Universal Scaling of Electron Transmission for Nearly Ballistic and Quantum Dragon Nanodevices
M. A. Novotny, Tomáš Novotný
TL;DR
This work addresses how electron transmission in nearly ballistic and quantum-dragon nanodevices scales under small uncorrelated disorder. Using tight-binding models and NEGF, it shows that two universal scaling regimes govern the disorder-averaged transmission ${\cal T}_{\rm ave}(E)$: a very small-$\delta$ regime with ${1-\cal T}_{\rm ave}(E) \propto \delta^2$ dependent on device geometry and energy, and a DOS-driven regime for larger $\delta$ that incorporates a DOS-dependent factor ${\Upsilon}$ and a scale length $L_{\rm scale}$. The DOS enters the second regime via a scaling relation validated across 2D hexagonal, rectangular, and square-octagonal quantum dragons, confirming robust transport behavior near ideal unit transmission ${\cal T}(E)=1$. The results illuminate how order amidst disorder can persist in higher-dimensional systems, with implications for nearly perfect nanoelectronic devices and potential routes to quantum information processing and cloaking.
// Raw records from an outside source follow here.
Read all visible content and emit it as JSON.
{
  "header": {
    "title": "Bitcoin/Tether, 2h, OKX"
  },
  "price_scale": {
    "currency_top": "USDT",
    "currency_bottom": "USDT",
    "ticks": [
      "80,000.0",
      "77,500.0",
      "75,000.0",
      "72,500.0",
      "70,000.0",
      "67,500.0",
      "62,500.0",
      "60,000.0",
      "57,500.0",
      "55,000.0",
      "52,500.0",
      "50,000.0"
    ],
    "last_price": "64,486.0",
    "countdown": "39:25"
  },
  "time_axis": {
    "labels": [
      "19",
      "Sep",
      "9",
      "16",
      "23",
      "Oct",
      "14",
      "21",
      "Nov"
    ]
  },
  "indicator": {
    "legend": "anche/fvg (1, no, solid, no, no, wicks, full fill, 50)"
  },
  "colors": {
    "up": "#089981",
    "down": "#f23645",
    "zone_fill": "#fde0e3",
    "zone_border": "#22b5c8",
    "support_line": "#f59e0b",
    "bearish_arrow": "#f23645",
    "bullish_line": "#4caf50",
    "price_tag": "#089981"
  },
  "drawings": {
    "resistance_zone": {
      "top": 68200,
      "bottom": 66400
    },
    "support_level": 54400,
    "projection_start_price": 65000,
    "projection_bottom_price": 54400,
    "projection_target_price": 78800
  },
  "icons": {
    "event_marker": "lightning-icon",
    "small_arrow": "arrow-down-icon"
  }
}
The framework connects universal perturbative scaling, Fano resonances, and DOS-based scaling into a cohesive picture of transport in complex quantum nanosystems.
Abstract
We predict two different universal scaling regimes for the quantum transmission of metallic nanodevices following the addition of a small amount of uncorrelated disorder. A nanodevice is connected to two thin semi-infinite uniform leads, and the Non-Equilibrium Green's Function (NEGF) methodology yields the electron transmission ${\cal T}(E)$ as a function of the injected electron energy $E$. Ballistic nanodevices have no disorder and have ${\cal T}(E)=1$ for all $E$ that allow electron propagation in the leads. Quantum dragon nanodevices can have extremely strong properly correlated disorder, and still have ${\cal T}(E)=1$ for all $E$. Additional uncorrelated site disorder leads to Fano resonances in ${\cal T}(E)$. Averaging over the uncorrelated disorder we predict using perturbation theory two universal scaling regimes for ${\cal T}_{\rm ave}(E)$. The functional form of both universal scaling regimes depend on the device length and width, energy, and variance of the uncorrelated disorder. The second scaling regime, valid for small but somewhat larger uncorrelated disorder than the first scaling regime, also has the form dependent on the density of states of the system. These two scaling regimes are demonstrated to be valid via large scale computer calculations.